Now, we basically solved the challenge. This code works even on Level 2:

>>> python solve.py
b'n50MfHBz4bEeblyF'

But before running it on the server and get the final Flag, we need to satisfy an additional constraints: all the flags must be letters and numbers, no other printable chars are allowed. In the first two levels it was the case, but in the upper levels it isn’t.

We need to instruct angr to limit possible solutions and we can do it in this way:

import angr
import claripy
from claripy import And

project = angr.Project('l1.elf')

# We assume the lentght of the flag is 16 chars
flag = claripy.BVS("flag", 16 * 8)

initial_state = project.factory.full_init_state(
  stdin=angr.SimPackets(name='stdin', content=[(flag, 16)]),
  add_options = { angr.options.SYMBOL_FILL_UNCONSTRAINED_MEMORY,
                  angr.options.SYMBOL_FILL_UNCONSTRAINED_REGISTERS}
)

# Define the allowed characters for the input
for byte in flag.chop(8):
  initial_state.solver.add(And(byte >= ord('0'), byte <= ord('9')) | \
                           And(byte >= ord('a'), byte <= ord('z')) | \
                           And(byte >= ord('A'), byte <= ord('Z')))

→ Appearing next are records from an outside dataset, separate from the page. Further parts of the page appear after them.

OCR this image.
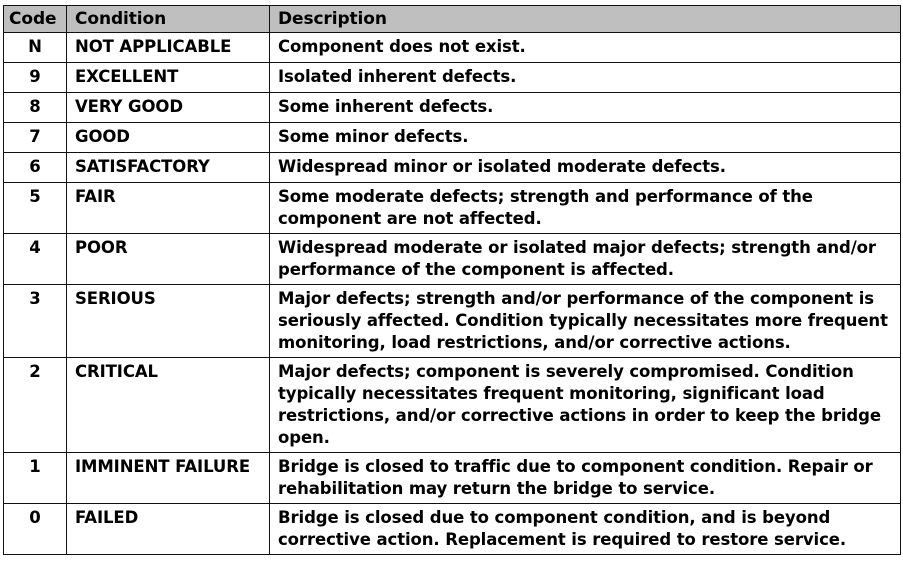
Code	Condition	Description
N	NOT APPLICABLE	Component does not exist.
9	EXCELLENT	Isolated inherent defects.
8	VERY GOOD	Some inherent defects.
7	GOOD	Some minor defects.
6	SATISFACTORY	Widespread minor or isolated moderate defects.
5	FAIR	Some moderate defects; strength and performance of the component are not affected.
4	POOR	Widespread moderate or isolated major defects; strength and/or performance of the component is affected.
3	SERIOUS	Major defects; strength and/or performance of the component is seriously affected. Condition typically necessitates more frequent monitoring, load restrictions, and/or corrective actions.
2	CRITICAL	Major defects; component is severely compromised. Condition typically necessitates frequent monitoring, significant load restrictions, and/or corrective actions in order to keep the bridge open.
1	IMMINENT FAILURE	Bridge is closed to traffic due to component condition. Repair or rehabilitation may return the bridge to service.
0	FAILED	Bridge is closed due to component condition, and is beyond corrective action. Replacement is required to restore service.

simulation = project.factory.simgr(initial_state)

simulation.run()

for dead in simulation.deadended:
  try:
    dead.solver.add(dead.regs.eax == 0)
    print(dead.posix.dumps(0))
  except:
    pass

Following the comments in the code should be quite self-explanatory: in this case we didn’t relied on the automatic STDIN management of angr, but we used claripy (which is a “sub-module” of angr), to control the symbolic input to the binaries. The input is limited to 16 chars (which we saw was the length of the flags of the first two levels) and the char used are a subset of the entire input range.

With this script you can actually solve all the 6 challenges in less than one minute and get the final flag!

Conclusions

Symbolic Execution is extremely powerful. You can do a lot of things and it could be really useful in reverse engineering tasks. But Symbolic Execution is also pretty hard to master: here we saw a basic example, built to be solved in this way, so we were pretty lucky. But things can get pretty hard and you can easily end up in neverending simulations, memory issues and so on. Sometimes you need to prepare your binaries for execution, by understanding before what they are doing, how to cut useless branch from execution, mocking complex functions, map memory areas with proper values and so on.

angr can also be used for a lot of other things, like code coverage, decompilation, VSA (Value-Set Analysis), etc. I encourage you to have a look to it: I can’t say it will be an easy journey, but for sure it will be interesting!